Festosa transumanza a Pietrarossa

di Aldo Morosoli

Al termine di un alpeggio non sempre facile svoltosi da maggio a fine settembre nella struttura alpestre patriziale di Colla chiamata Pietrarossa (1.550 m.s.m.), Christian Signer è sceso al piano. Con l'aiuto di famigliari e collaboratori, ha chiuso la fresca caciaia colma di ottimo formaggio, l'abitazione e il grande barco, organizzando sabato 29 settembre il ritorno al villaggio di Colla, dove è stata proposta una festa popolare con canti, bancarelle e pranzo nostrano. È stata in questo modo rievocata la transumanza, antico rito contadino di cui nel sottoceneri si sono perse le tracce.

Una discesa assai particolare, colorita e sonora, interpretando in tal modo la transumanza, quell'assieme migratorio stagionale che vede il bestiame spostarsi dalla montagna al piano o viceversa. Rito pressoché scomparso nel Sottoceneri, sottolineato dal detto «San Bernardo le prende, San Michele le rende» (20 maggio-29 settembre). Menzionando la transumanza, torna alla mente l'aspetto iniziale dell'evento, quando nel secolo scorso era vissuto quale necessità vitale per tutte le famiglie che possedevano bestiame da latte. Nella Capriasca e nella Val Colla avveniva in date precise, legate alla prima fienagione, quella del fieno maggengo. Messo in cascina, ogni contadino conduceva mucche, vitelli e capre a mezza montagna, dove rigoglioso era divenuto il pascolo. Qui rimanevano fino al «caricamento» degli alpi. Condotto il bestiame sugli alti pascoli, i contadini disponevano di tutti i prati e maggenghi della pianura che falciavano per due volte, incamerando prezioso fieno. A settembre il bestiame lasciava l'alpeggio e ritornava al piano. Questa la transumanza, operazione preziosa a beneficio di chi lavorava la terra. Sabato scorso ha richiamato, sul dorsale dei barchini di Colla prima e al centro del villaggio poi, una notevole presenza di famiglie, ragazzi, contadini e appassionati del mondo pastorizio. Una giornata mite, soleggiata e luminosa, tanto da mostrare il fascino di una regione straordinariamente attrattiva quale la Val Colla. I primi colori dell'autunno sulle falde del Gazzirola, del San Lucio e della Foiorina. Dirimpetto la severità del Denti della Vecchia a far da contorno al villaggio di Colla, dove sul piazzale del Centro per anziani l'Orizzonte si è conclusa la manifestazione. Momento particolare, ricco di poesia che a noi ha rammentato il vate Gabriele D'Annunzio e la sua eloquente lirica «I pastori», che inizia con un imperativo «Settembre, andiamo. È tempo di migrare…» e continua con la descrizione «…Han bevuto profondamente ai fonti alpestri, che sapor d'acqua natìa rimanga ne' cuori esuli a conforto che lungo illuda la lor sete in via…».

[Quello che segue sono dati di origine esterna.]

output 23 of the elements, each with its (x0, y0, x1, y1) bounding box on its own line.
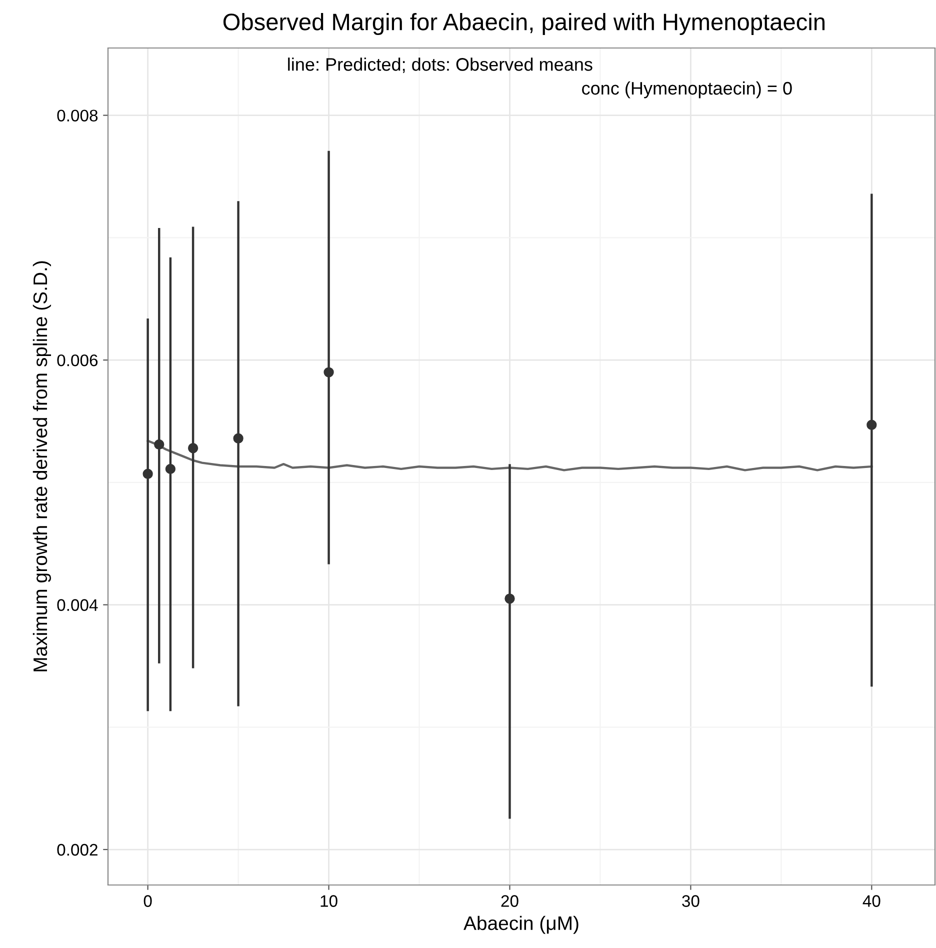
x-tick-label: 40 (862, 895, 880, 907)
x-axis-title: Abaecin (μM) (464, 916, 578, 934)
chart-subtitle: line: Predicted; dots: Observed means (288, 58, 592, 73)
y-tick-label: 0.006 (57, 354, 98, 366)
x-tick-label: 30 (682, 895, 700, 907)
point (188, 443, 198, 454)
y-axis-title: Maximum growth rate derived from spline (S.D.) (32, 261, 52, 672)
y-tick-label: 0.004 (57, 599, 98, 611)
x-tick-label: 0 (144, 895, 152, 907)
point (866, 420, 877, 430)
point (165, 464, 176, 474)
point (142, 468, 153, 479)
point (154, 439, 164, 450)
line-series (146, 440, 873, 472)
point (504, 594, 515, 604)
annotation: conc (Hymenoptaecin) = 0 (582, 81, 792, 98)
x-tick-label: 10 (320, 895, 338, 907)
y-tick-label: 0.002 (57, 844, 98, 856)
x-tick-label: 20 (501, 895, 518, 907)
y-tick-label: 0.008 (57, 110, 98, 122)
chart-title: Observed Margin for Abaecin, paired with Hymenoptaecin (223, 12, 825, 36)
point (324, 367, 334, 378)
point (233, 433, 244, 444)
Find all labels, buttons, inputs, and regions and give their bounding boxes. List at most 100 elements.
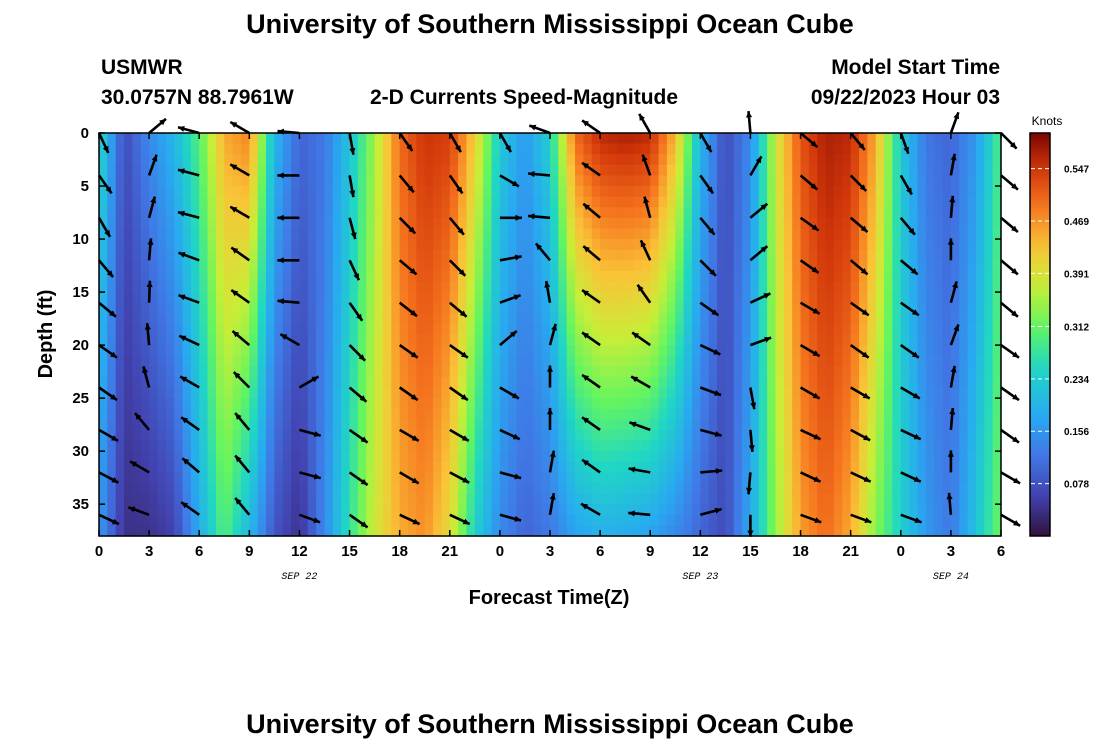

Una pienezza di sentimenti così come è stata vissuta la colorita e rumorosa discesa degli animali: 15 mucche da latte, 35 mucche nutrici, 170 capre e 9 cavalli. Hanno lasciato il pascolo montano, ricco di erbe saporite, di brezze profumate dal fiorire dell'erica e dell'arnica. Non udiranno più il fischio delle marmotte che scavano le tane poco sotto la sosta dell'alpe, il grido del falco e della poiana. Pure per loro è giunto il tempo di cambiare. In tal modo abbiamo seguito la spettacolare discesa, guidata dall'alpigiano Christian Signer, il quale camminava orgogliosamente accanto alle mucche più belle. Al loro collo la corona di fiori e i bronzei campanacci. Una marcia veloce, applaudita dai presenti, dai ragazzi estremamente affascinati e felici. Al corteo si è aggregato in seguito il Gruppo costumi della Valcolla, che ha contribuito ad arricchire l'assieme. All'arrivo, sul piazzale della casa Orizzonte, una notevole folla che ha seguito gli animali fino ai recinti nei quali hanno trovato acqua fresca e numerosi apprezzamenti. Bella è stata la continuazione dell'incontro, iniziato tra interessanti bancarelle a formare un mercatino di oggetti e cibi nostrani, tra i quali la polenta, i salumi e i formaggi dell'alpe. Attrattive che hanno riscosso la più ampia adesione dei presenti e sostenuta dalla partecipazione canora del Gruppo costumi della Valcolla che ha offerto un assieme di canti pertinenti alla giornata. La gioia unita ad un plauso dei numerosi partecipanti, tutti attratti e coinvolti in questo incontro, unico nel Sottoceneri, ha contribuito a ringraziare Christian, la propria famiglia e i numerosi collaboratori per la stupenda giornata della transumanza.